The Toronto Maple Leafs are clinging to a playoff berth, despite a serious second-quarter lull, leaving only two real bright spots in Canada – the Montreal Canadiens and the Vancouver Canucks, both of whom are on pace to make the playoffs, if nothing else.

Montreal had a breakthrough season in the lockout-shortened 2012-13 campaign, edging out the Bruins for top spot in what was then the Northeast Division, but there were questions going into the season about whether they’d be a one-year wonder, or had made real quantitative progress in turning the franchise around. Happily, they’ve received offensive contributions from different parts of their lineup at different times this season, and solid work from goaltender Carey Price throughout. Price faltered in the latter stages of last season, but has been a model of consistency thus far and is now considered leading candidate to tend goal for Canada during the 2014 Olympics in Sochi.

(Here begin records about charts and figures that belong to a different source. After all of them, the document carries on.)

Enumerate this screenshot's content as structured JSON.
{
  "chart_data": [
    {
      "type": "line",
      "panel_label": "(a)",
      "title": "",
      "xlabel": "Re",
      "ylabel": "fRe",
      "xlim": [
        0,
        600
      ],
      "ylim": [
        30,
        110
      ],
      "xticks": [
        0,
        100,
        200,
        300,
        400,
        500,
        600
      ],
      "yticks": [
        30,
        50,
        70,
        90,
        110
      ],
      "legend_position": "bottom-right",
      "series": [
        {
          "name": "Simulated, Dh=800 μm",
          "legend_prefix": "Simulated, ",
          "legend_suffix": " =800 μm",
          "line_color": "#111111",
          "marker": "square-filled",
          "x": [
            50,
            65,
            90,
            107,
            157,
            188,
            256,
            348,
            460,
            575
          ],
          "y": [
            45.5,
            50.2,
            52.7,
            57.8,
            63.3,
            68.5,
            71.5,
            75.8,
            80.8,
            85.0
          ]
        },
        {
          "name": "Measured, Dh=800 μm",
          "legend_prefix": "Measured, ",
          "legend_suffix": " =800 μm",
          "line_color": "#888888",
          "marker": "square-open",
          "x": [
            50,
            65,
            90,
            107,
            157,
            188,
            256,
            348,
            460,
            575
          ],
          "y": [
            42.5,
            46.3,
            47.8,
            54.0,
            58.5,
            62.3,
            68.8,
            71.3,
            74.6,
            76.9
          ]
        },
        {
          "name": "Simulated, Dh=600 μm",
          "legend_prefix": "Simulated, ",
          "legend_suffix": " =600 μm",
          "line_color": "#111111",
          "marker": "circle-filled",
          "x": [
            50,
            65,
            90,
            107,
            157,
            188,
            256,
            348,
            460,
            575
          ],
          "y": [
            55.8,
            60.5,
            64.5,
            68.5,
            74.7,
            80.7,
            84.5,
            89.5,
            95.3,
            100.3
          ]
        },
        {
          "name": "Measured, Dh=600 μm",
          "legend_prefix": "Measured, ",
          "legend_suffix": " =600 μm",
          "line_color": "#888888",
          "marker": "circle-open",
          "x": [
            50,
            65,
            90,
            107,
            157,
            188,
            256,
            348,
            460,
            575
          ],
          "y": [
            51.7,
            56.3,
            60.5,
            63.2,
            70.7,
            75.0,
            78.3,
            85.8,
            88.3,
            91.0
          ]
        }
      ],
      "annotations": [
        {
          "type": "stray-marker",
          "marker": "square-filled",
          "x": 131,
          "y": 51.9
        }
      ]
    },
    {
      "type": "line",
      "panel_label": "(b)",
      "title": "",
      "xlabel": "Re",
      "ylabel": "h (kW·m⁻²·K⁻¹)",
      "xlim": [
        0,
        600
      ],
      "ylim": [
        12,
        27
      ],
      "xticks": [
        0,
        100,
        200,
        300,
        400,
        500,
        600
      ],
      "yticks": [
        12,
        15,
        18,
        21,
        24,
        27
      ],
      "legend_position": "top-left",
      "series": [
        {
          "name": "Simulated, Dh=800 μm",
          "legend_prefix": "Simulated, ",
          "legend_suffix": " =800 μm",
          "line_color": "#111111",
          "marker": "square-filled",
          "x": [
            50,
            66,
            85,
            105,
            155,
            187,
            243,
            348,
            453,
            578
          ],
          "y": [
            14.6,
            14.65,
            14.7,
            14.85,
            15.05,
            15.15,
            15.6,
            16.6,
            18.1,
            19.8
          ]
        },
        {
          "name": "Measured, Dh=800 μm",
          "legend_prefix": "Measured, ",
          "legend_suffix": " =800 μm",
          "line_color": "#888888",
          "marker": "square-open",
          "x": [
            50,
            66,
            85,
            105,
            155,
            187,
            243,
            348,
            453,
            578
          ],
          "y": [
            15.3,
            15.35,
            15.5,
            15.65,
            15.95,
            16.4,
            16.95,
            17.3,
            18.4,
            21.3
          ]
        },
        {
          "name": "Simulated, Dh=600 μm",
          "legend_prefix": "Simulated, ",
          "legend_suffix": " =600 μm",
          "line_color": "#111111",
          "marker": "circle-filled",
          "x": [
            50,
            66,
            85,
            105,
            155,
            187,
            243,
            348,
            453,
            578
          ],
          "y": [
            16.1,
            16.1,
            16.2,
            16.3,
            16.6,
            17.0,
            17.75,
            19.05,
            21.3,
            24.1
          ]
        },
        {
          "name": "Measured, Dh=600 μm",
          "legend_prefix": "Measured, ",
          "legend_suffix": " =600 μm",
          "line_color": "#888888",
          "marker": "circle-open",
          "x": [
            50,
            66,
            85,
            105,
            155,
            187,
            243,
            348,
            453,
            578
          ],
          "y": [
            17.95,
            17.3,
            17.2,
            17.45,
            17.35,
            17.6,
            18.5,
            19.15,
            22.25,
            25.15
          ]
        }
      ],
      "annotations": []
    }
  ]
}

Price’s main rival for the starting job is the Canucks’ Roberto Luongo, who has made a relatively seamless return to the No. 1 position in Vancouver, after last year’s soap opera of a season that saw him relegated to backup duty behind Cory Schneider. That the Canucks have essentially held their own despite the coaching change to John Tortorella and the need for Luongo to get his head around the fact that he was staying in Vancouver is nothing short of remarkable.

The second half of the season will be punctuated by an 18-day break in the middle of February and means the regular season won’t end until mid-April. The last possible day for the 2014 Stanley Cup final is June 18.